1.5: Interviewing is like dating. At the end of the day, it's all about a mutual compatibility among you and the people you work with.

2: Interviews aren't things you study for. When I interview candidates, I'm trying to figure out if they can learn and if they understand core concepts that come with experience.

I must say this: I can tell when someone studies for my interview. They get all the questions "right," so then I start twisting the questions and the candidate starts acting like "you said this wouldn't be on the test." Those candidates are rejected.

In an interview, I can always take some code on the board, make up a funny situation that you didn't study for, and see how you handle it. If all you do is study interview questions from a book, these questions will tank you.

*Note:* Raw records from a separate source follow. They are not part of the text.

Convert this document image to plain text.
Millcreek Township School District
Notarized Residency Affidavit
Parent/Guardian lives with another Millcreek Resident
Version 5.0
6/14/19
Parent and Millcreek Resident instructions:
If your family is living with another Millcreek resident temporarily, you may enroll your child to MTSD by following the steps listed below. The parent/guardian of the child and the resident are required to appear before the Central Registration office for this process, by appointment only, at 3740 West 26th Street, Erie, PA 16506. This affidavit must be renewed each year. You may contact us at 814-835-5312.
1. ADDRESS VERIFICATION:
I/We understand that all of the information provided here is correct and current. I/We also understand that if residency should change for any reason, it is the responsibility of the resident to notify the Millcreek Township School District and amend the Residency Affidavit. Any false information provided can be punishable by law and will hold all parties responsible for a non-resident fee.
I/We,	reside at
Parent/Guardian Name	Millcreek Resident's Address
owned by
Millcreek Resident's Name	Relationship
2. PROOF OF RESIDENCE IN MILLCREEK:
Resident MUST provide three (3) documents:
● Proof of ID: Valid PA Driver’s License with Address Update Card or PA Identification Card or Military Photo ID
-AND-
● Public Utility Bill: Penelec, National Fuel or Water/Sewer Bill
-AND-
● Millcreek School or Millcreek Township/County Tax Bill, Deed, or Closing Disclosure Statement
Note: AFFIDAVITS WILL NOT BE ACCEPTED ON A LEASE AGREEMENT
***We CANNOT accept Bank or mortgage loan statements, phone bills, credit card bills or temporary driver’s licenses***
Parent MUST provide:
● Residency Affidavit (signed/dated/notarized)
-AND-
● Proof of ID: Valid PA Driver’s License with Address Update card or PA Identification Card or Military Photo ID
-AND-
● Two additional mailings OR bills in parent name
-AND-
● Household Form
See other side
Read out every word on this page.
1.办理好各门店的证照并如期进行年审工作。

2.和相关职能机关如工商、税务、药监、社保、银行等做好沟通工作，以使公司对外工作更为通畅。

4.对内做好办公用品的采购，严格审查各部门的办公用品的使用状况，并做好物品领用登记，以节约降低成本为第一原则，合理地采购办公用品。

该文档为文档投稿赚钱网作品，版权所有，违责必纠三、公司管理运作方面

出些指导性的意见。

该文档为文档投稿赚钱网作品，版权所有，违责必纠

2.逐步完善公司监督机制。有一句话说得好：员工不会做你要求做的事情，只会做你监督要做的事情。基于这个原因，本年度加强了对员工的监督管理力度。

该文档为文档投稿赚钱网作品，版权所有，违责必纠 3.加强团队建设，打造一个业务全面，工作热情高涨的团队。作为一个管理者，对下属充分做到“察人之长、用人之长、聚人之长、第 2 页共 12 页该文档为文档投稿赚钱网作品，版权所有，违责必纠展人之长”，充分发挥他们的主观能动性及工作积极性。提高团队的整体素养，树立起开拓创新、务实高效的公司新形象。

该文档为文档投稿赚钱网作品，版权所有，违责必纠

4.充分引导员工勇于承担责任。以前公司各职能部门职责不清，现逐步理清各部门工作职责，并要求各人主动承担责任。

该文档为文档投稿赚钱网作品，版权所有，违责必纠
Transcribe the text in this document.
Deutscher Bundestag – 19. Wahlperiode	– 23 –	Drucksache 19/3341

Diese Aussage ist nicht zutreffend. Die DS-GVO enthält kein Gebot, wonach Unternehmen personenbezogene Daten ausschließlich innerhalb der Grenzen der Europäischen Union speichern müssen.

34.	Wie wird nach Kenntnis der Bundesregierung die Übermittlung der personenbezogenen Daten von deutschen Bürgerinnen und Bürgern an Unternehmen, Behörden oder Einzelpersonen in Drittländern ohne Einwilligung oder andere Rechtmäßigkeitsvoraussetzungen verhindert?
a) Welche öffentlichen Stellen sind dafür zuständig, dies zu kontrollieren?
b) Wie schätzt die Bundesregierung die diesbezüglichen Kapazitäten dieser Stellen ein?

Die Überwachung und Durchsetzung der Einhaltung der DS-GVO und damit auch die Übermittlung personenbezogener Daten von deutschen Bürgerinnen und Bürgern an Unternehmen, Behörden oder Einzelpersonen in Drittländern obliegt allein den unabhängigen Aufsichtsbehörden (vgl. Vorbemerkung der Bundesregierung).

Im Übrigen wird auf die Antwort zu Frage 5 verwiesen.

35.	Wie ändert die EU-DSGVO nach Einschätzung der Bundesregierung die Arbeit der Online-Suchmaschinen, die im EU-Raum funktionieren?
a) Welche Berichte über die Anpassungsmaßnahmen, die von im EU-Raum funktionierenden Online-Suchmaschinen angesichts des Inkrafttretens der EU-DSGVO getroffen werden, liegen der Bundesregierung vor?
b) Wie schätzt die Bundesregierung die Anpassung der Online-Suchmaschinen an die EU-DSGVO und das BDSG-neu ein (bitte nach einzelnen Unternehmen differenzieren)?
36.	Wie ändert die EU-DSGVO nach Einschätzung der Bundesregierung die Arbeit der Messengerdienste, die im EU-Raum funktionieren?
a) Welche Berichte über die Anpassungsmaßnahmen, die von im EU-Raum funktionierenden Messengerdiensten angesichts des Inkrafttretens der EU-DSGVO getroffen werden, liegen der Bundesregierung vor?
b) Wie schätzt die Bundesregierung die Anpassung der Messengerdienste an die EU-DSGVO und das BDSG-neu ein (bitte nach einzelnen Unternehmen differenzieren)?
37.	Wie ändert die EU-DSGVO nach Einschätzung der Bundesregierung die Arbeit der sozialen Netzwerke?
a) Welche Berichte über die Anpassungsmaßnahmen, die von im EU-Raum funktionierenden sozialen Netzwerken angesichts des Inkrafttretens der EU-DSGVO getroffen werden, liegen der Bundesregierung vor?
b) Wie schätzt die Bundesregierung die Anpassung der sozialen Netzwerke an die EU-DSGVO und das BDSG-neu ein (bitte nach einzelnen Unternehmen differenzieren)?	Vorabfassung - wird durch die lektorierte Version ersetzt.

I've had two situations where a candidate who studied my interview made it past. In one case, the candidate was fired after a few months because he was too focused on goals that weren't our business's goals; and because the quality of his work sucked. In the other case... Well, let's just say that upper management is well aware of the problem.

1 comments

You're the second person I've heard this from within the past week. The last person I spoke to about this is an engineer at Facebook who found that several of the most recent interviewees simply "memorized the material for the test," as it were.

Personally, I don't find it useful to perform a rote rehearsal of the material. I'd much rather be able to intuitively understand it because I hope it will help me in areas other than interviewing.